African Nickel has leveraged an extensive historical dataset generated prior to 2014, including geophysical surveys, gossan mapping, stream and soil sampling, and earlier drilling, to prioritise targets for follow-up work.
Building on this foundation, the company resumed drilling activities in 2023, completing 24 drill holes totalling 7,338 metres, and launched a focused exploration programme in June of that year.
At the time, management indicated a target of declaring a potentially significant maiden compliant resource in the second half of 2024, subject to technical outcomes and funding availability.
More broadly, Namibia’s nickel sector remains at an early stage of development. Nickel prospects in the country, including Kunene, Kum-Kum, and Grootfontein, are still in exploration and resource-definition phases.
Unlike established nickel-producing jurisdictions such as South Africa, Madagascar, or Zimbabwe, Namibia does not currently maintain a widely published national inventory of nickel resources or reserves and is not recognised as a major nickel-producing country.
Across its broader portfolio, African Nickel reports a consolidated attributable compliant resource base of approximately 38-million tonnes at an average grade of 0.45% nickel equivalent.
In addition, the company reports a preliminary open-pit resource of about 36-million tonnes grading roughly 0.29% nickel equivalent.
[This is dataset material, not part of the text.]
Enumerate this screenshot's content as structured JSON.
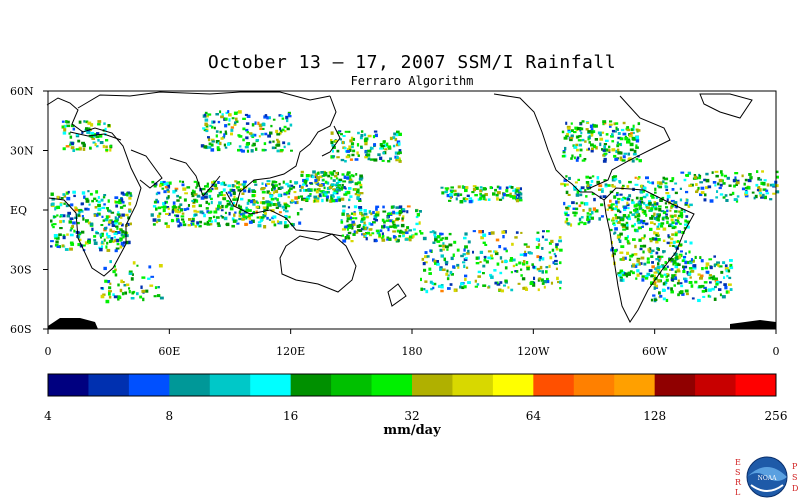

These figures span African Nickel’s interests in South Africa, Botswana, and Namibia and reflect project-level progress rather than national resource totals.
Within this portfolio, assets such as Bon Accord and Jacomyns Pan are more advanced, while the Kunene project remains at an earlier exploration stage and does not yet host a formally certified mineral resource, pending further drilling and capital investment.
Namibia’s limited position in the global nickel market is also reflected in trade data, with nickel export values estimated at just over $15,000 in 2024, underscoring that nickel is not yet a meaningful mined or exported commodity for the country.
African Nickel’s funding challenge is unfolding against a subdued nickel price environment. Nickel has been trading in the range of approximately $14,700 to $15,000 per metric tonne on major global exchanges, including the London Metal Exchange, with prices largely range-bound throughout 2025. While short-term volatility has occurred, prices have shown limited sustained upward momentum.
At current levels, nickel prices sit close to long-term averages, well below historical peaks seen during periods of market disruption.
Analysts continue to point to structural oversupply and slower demand growth in certain sectors, particularly electric vehicle batteries, although stainless steel production remains a key source of baseline demand.
Price forecasts for 2025 suggest average nickel prices of between $15,400 and $16,000 per tonne, indicating limited near-term upside unless there is a material shift in supply-demand fundamentals.
For investors, nickel’s current pricing presents a mixed outlook. While the metal remains strategically important for both stainless steel and the energy transition, prevailing prices place pressure on project economics, particularly for junior developers with early-stage assets.
In this environment, advancing projects such as Kunene will require not only continued geological progress but also disciplined capital management and competitive cost structures.
Since its funding update, African Nickel has made no material operational or market-moving announcements, reinforcing the view that the company remains in a holding pattern while seeking capital.
Until the minimum $2.5-million funding requirement is met, African Nickel’s projects in Namibia and elsewhere are likely to remain largely dormant, leaving the company exposed to market conditions rather than operational momentum.